I hope that Darling-Hammond or another person who believes in public education and does not demonize teacher's unions is Obama's pick for Education Secretary. The bad old days of branding hard-working teachers as terrorists, demons, lazy, etc, are hopefully gone with the Bush administration.
Get rid of the criminals who horde plasma TVs and DVD players in secret rooms that should be used for teaching ... waiting until they can be written off and taken home brand new in the box. Eliminate the principals who lie about ESL student enrollment and use the excess funds for ... plasma TVs (I don't know what it is about NY school officials ... but they love them some Plasma screens!!!).
We don't need another battery of tests designed by well-connected contractors for millions that can be used to justify eliminating teachers who don't tow the line. We need to clean house and establish a system of accountability that includes teachers and administrators. One that views education in terms of individual improvement vs. the artificial construct of aged-based proficiency.

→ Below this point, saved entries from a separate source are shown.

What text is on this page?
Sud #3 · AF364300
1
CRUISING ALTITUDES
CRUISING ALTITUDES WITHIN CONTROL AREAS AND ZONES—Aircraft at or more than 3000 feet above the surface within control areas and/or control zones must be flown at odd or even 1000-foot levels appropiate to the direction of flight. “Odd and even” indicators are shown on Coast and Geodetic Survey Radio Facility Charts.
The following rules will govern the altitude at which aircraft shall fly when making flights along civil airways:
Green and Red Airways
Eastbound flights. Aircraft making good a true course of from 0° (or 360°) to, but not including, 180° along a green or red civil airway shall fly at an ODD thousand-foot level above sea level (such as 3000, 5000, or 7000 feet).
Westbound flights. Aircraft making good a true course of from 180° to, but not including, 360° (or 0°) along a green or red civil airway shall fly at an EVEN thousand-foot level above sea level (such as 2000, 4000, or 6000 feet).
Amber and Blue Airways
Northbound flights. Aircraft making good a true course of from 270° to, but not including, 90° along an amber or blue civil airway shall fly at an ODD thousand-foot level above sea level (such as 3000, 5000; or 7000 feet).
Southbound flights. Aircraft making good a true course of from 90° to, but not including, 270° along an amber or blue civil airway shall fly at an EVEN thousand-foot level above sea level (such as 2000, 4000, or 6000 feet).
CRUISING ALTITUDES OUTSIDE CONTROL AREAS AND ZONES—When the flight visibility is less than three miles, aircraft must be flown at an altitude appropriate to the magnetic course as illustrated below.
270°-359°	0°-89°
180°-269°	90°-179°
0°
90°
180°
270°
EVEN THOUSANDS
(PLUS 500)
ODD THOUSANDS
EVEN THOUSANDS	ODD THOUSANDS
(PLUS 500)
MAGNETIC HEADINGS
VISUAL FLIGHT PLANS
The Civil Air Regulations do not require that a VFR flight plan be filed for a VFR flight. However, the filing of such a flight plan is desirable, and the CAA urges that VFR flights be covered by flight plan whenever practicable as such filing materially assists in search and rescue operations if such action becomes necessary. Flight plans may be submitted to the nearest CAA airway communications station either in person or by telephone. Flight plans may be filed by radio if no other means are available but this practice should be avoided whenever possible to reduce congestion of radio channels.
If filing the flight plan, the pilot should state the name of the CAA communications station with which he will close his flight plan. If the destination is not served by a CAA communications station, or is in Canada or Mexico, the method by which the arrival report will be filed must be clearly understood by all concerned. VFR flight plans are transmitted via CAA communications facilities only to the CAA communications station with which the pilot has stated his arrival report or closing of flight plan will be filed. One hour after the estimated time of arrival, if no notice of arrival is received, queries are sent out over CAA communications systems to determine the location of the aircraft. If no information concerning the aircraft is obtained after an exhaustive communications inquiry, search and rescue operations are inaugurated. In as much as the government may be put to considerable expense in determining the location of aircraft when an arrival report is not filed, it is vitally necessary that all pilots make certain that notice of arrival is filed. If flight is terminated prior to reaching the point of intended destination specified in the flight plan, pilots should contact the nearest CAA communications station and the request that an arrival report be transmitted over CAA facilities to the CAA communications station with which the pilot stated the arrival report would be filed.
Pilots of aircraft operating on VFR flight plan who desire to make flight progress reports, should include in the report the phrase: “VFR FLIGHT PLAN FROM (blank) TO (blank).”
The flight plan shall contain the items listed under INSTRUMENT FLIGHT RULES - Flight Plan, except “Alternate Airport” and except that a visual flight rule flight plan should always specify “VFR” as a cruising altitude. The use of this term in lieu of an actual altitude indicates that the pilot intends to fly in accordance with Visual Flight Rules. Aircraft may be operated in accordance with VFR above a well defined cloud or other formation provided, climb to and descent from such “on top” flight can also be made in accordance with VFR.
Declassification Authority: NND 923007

1. Gather a panel of educators who face the bone-crunching reality of teaching on the front lines every day. This sort of advisory network would keep the SOE grounded in reality.
2. There are teachers out there who are at the top of their pedagogical game, but weary of the struggle. Pair them with new teachers for a truly meaningful mentorship program. State budgets have trimmed and/or eliminated such programs.
3. Class size in urban districts is the emblem for society's glaring disdain for our kids. Why should students languish in a 40-student classroom when administrators get huge pay increases and countless perks? Trim the bureaucratic fat and reroute the funds to the students.
4. This is admittedly a utopian whim, but it's just a thought: why do so many Ivy League grads eschew public education? Lack of upward mobility and financial reward. Make it a lucrative profession, and hold teachers such as myself (13 years in Los Angeles) highly accountable. The creative, dynamic minds of this generation will come if they see there is both inspiration and solvency in the job.
5. Teachers in my school donate at least 15 hours a week unpaid to help their students. Last year we chose to forego an hour's pay to highlight our concern about class size. We do care.
True story. She was also the yearbook and newspaper sponsor.
Sadly good supervision in American schools is a rare beast.